# Correlation for a Sum of random vectors from the sphere multiplied by matrices

Let $$A_1,\dots,A_n\in \mathbb{R}^{d\times d}$$ be some matrices. Suppose we sample $$x_1,\dots,x_n,y\sim \mathcal{U}(\mathbb{S}^{d-1})$$, where $$\mathcal{U}(\mathbb{S}^{d-1})$$ is the uniform distribution over the unit sphere. I want to show that with high probability over the samples we have:

$$\left\langle \frac{A_1x_1 + \dots A_nx_n}{||A_1x_1 + \dots A_nx_n||}, y \right\rangle \leq c \cdot \frac{1}{\sqrt{d}}$$

where $$c$$ is some constant.

Now, for one vector and one matrix, I can show it using standard concentration arguments with $$c=2$$ and get that the correlation is small with probability exponentially close to $$1$$.

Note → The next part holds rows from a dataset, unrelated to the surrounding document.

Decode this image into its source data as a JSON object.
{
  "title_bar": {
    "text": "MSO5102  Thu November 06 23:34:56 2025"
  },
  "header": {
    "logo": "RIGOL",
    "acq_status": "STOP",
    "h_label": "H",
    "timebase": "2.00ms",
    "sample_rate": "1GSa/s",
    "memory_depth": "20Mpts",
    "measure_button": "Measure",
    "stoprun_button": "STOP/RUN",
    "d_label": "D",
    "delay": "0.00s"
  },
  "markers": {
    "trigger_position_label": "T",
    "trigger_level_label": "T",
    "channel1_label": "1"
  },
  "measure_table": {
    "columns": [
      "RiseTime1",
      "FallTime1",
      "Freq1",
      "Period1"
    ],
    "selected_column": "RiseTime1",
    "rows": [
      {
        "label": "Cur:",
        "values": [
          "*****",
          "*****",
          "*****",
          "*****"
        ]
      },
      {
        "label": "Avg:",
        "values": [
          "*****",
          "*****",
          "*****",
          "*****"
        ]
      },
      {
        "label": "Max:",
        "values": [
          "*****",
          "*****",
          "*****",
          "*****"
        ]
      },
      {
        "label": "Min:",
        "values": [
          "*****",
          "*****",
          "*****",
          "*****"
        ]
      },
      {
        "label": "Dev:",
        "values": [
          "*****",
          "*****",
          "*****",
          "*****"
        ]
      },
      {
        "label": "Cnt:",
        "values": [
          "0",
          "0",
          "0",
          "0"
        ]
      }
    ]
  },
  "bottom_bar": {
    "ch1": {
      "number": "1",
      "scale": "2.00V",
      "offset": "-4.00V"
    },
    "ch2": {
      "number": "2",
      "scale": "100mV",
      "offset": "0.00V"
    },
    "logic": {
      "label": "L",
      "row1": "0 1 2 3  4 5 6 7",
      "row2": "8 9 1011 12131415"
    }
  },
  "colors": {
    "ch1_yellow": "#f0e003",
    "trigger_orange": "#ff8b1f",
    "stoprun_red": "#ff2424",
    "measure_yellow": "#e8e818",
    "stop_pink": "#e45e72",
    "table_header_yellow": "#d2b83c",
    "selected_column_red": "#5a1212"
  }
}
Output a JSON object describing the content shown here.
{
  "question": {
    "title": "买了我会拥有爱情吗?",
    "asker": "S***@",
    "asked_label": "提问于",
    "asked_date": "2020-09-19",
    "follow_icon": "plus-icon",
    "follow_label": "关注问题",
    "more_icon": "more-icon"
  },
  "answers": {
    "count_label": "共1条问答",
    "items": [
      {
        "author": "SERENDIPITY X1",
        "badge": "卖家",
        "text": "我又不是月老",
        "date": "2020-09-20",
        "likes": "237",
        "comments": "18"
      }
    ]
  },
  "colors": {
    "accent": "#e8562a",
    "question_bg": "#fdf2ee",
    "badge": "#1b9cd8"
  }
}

I don't know how to generalize it to a general number of matrices. My intuition is that it is still true since it looks impossible to pick matrices $$A_i$$ which after the normalization will have a high correlation for all choices of the $$x_i$$'s and $$y$$.

As a side note, I'm also interested in the case that all the distributions are Gaussian $$\mathcal{N}\left(0,\frac{1}{d}I\right)$$ instead of uniform over the unit sphere - but we still normalize over the sum.

Is $$Y$$ independent of $$(X_1,\ldots,X_n)$$? If yes, write it.
If yes, it suffices to prove that for any fixed unit vector $$u$$, $$\langle u,Y \rangle \le c/\sqrt{d}$$ with high probability. By rotational invariance, one may assume that $$u$$ is $$e_d$$, the last vector of the canonical basis of $$\mathbb {R}^d$$.
Moreover, the random variable $$Y$$ can be constructed as $$Z/|Z|$$, where $$Z \leadsto \mathcal{N}(0,O_d)$$. Then $$\langle u,Y \rangle \le c/\sqrt{d} \iff Z_d \le (c/\sqrt{d})|Z| \iff Z_d^2 \le (c^2/d)(Z_1^2 + \cdots + Z_d^2).$$
Since $$Z_1^2 + \cdots Z_{d-1}^2$$ and $$Z_d^2$$ are independent r.v. with distributions Gamma$$((d-1)/2,1/2)$$ and Gamma$$(1/2,1/2)$$, the distribution of$$Z_d^2/(Z_1^2 + \cdots Z_{d-1}^2)$$ is Beta $$(1/2,(d-1)/2)$$, so the probability above can be computed explicitely.